Tuesday, April 25, 2006

Monday Miserable

When will you fucking learn? It is NOT a good idea to have a nap on a Sunday evening, especially when you have to start work the next day at seven in the morning. So, last night I found myself fully charged, unable to fall asleep with the number of hours before me having to depart for work quickly diminishing. I tired every trick in the book, engaging my manhood, reading, changing bedrooms, finally with less than two hours of sleep time, I imagine how I would direct "The Picture of Dorian Gray". I get as far as imagining the opening credits - a super zoom-in of a canvas painting with the depths of the paint sticking out like a mountain range - and I am out like a light, dreaming about finding a collection of Ralph Lauren Polo shirts that I never knew I had.

I get ready for work in record time, and fly out the door. I stand by my bus stop, to tired to even listen to Sangeet (my I-pod) sing to me through my headphones. Why do I always catch the bus which will either bring me in right on time, or five minutes late? The bus arrives at the subway station, and like frogger I maneuver around people who should be banned from walking in public places, because they move as if they were in an elderly home. The free Metro paper litters the subway, but I avoid reading it, I have sought ignorance from world affairs for about a month. I do not care what Gwen Stefani is wearing, nor wish to be depressed by learning about the evils our Tory government is concocting.

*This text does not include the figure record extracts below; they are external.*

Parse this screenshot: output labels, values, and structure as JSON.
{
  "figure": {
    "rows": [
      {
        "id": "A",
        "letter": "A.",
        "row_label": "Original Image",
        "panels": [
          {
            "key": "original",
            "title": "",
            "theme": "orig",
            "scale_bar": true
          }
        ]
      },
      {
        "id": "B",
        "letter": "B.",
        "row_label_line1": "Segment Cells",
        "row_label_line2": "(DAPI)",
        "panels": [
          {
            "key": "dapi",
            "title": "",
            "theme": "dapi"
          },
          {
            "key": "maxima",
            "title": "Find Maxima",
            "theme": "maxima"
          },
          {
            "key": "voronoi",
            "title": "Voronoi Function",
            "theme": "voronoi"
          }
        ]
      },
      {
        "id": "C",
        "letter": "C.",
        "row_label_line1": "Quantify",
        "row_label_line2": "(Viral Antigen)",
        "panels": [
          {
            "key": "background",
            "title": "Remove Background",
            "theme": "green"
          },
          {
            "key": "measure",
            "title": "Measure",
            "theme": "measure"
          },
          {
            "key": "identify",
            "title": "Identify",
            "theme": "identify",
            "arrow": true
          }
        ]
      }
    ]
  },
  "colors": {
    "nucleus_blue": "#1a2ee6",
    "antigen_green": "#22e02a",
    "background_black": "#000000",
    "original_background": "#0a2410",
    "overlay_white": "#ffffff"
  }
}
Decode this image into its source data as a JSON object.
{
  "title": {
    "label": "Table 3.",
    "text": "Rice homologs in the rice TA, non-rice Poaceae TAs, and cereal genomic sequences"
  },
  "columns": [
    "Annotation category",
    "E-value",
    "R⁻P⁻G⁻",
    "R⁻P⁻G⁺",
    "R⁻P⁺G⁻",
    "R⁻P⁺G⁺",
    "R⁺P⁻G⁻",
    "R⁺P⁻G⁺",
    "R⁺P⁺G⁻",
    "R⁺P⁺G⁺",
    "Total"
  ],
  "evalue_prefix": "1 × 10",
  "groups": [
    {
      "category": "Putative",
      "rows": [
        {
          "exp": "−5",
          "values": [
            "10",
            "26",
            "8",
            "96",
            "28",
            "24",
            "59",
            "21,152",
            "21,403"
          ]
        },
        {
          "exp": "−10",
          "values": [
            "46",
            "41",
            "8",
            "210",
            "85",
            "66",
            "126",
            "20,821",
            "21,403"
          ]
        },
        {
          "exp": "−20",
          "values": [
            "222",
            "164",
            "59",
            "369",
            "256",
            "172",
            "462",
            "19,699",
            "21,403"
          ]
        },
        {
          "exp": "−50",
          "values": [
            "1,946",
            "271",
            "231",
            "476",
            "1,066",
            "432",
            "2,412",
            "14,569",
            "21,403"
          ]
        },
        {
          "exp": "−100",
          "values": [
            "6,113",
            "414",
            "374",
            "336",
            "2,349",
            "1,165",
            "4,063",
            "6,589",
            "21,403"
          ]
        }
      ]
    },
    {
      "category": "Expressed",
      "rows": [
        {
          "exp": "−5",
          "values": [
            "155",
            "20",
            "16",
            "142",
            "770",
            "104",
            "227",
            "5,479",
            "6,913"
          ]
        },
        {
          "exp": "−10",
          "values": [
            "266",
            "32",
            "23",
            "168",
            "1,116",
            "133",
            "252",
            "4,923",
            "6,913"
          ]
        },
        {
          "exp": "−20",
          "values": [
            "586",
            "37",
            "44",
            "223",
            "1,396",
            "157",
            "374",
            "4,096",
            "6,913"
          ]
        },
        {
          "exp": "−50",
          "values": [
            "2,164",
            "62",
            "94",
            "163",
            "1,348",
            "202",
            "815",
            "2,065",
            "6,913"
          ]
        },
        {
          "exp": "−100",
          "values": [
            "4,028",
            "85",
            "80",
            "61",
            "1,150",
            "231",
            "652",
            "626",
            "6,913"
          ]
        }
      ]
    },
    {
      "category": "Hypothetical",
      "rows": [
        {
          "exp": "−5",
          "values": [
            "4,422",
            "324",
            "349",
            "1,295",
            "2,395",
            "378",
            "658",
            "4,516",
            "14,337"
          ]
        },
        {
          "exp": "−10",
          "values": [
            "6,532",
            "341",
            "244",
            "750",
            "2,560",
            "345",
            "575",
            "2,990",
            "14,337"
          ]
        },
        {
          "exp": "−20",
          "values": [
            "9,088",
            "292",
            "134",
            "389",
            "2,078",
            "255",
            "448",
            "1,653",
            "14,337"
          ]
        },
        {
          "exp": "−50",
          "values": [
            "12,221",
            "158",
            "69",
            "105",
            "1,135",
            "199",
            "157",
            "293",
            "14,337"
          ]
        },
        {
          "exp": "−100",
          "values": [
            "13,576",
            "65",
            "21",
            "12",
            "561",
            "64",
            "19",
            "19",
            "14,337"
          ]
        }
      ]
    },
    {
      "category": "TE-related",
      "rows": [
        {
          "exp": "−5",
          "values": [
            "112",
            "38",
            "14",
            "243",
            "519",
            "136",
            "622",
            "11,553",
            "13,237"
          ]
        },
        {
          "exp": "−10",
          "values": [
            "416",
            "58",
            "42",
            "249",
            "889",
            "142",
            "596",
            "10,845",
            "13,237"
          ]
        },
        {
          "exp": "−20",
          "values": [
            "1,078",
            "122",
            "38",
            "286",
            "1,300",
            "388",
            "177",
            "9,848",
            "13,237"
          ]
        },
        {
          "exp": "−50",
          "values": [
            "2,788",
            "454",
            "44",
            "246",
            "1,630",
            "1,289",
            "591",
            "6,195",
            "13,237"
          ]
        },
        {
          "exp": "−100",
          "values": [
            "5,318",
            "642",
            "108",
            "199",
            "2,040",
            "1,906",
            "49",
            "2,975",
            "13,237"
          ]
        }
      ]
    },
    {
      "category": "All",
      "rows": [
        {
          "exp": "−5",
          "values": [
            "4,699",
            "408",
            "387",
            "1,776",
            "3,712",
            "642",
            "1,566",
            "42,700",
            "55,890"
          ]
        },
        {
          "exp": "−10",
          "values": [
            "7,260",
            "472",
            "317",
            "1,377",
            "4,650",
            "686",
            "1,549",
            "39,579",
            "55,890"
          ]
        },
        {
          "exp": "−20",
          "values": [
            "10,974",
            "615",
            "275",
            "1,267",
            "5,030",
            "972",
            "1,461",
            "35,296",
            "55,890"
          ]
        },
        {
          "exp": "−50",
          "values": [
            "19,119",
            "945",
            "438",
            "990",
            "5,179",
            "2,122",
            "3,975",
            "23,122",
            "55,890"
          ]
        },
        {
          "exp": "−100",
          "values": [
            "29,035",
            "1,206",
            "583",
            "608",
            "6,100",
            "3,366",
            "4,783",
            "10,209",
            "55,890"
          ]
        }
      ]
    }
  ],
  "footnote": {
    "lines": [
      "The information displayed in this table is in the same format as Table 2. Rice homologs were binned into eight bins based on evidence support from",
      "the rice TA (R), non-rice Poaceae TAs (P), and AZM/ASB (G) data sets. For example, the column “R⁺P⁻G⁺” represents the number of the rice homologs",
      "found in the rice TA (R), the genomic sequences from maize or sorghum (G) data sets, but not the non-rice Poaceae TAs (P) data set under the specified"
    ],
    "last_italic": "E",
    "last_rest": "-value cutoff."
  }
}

I walk in five minutes late to work. But it is ok. This week I am on special assignment, I am acting manager while someone is on vacation, and so am afforded the leeway given to management (at least I hope). Today, I am on what we call the referral gate, and I am relieved, as I can relax. The referral gate, is the line that customers are transferred to when they are upset with the answers our agents provide them and proceed to demand to speak to a manager. Usually, I don't get a call for the first hour, which gives me ample time to do browse the internet, and then gate a call an hour, giving me time to do other work-related tasks.

I got my first call in ten minutes. And another one shortly after, by the first hour alone I had taken four referrals, and my in-box was piling up with more calls, as the line was too busy to accommodate all our passionate customers. All, the calls I take run a similar gambit, I greet the customer and introduce myself and inquire as to how they are doing. They typically answer is, "not good", and the customer then breaks off into a litany of wrongs the company has committed against them. I place them on mute, and stare off into the distance, wave at passing co-workers, or look at my nails thinking how badly I need to get a manicure. I release the mute button intermediately, to say a "uh-huh", "ah", or "oh". Eventually, the customer looses wind and stops, and demands that I do as they bid. In the most soothing voice I can muster, I apologize for their frustration. I restate the problems they have listed, and provide the exact same solutions the agent gave before they were transferred to me. This more often than not is satisfactory, and causes the customer to launch into the problems of their life story again, this time at an increased volume. Each time I calmly restate the existing solutions that we have to provide. Finally, the customer well yell, "are you telling me that you are not going to do _____ ?" In my head I am thinking, "You fucking moron, I have only been telling you that for the last ten minutes, is it only sinking in now?" Instead, I say yes sir/mam that is the case and they hangup much to my relief.

The referral line is hell for the rest of the day. One irate customer after the other. Even though I am on the referral line, I have to keep an eye on the team I am watching. This means ensuring that they are working, not slacking off, and taking breaks at allotted times. One girl on the team is blatantly goofing off, and I wrestle with how too approach her. It is my first day watching this team, and I do not want to come across as over-bearing, but I have a job to do at the same time. I decide I will approach her at the end of the day.

My head is pounding as my work day nears an end, and I am feeling delirious. Everything is a bit strange, and I feel disconnected from reality. I want to avoid the girl in question, but I know if I don't approach her today, this will make her more brazen tomorrow. I put on a big smile, and walk towards her, and wait for to finish the call she is on. I gently remind her that she should be on break right now, she retorts back that she knows, and positions herself so she doesn't have to face me. My nerves tingle, and my heart rate accelerates. I want to say, "if you fucking know its your break then why are you taking calls? Go on your fucking break." She proceeds to take another call. My head is spinning, "honey, why are you taking another call?" She looks up at me flustered. "Please, go on break after this call." She nods her head. I can't deal with this right now, I don't have to deal with this right now. I am done work. I'll deal with the bitch tomorrow.

I leave work. I feel like I have tumor in my head, somewhere in the back of my head an Arnold Schwarzenegger voice comes in and says, "it's not a tumor". I am to exhausted to even laugh at my own internal joke.

I reach home, and collapse on my own bed. But I have reached that point where you are so tired, that you can't even sleep. It's like coming of an acid trip, you beg for the release of slumber, but your body doesn't seem to want to give in. I log on to the internet and read a humorous post on Sepia Mutiny, and then read a few pages of my current read, "Wicked: The Life and Times of the Wicked Witch of the West". It turns out this is bad combination of reading before going to bed, as I have three hour nap, fueled with some dream of crazy brown bloggers taking over Munchkinland.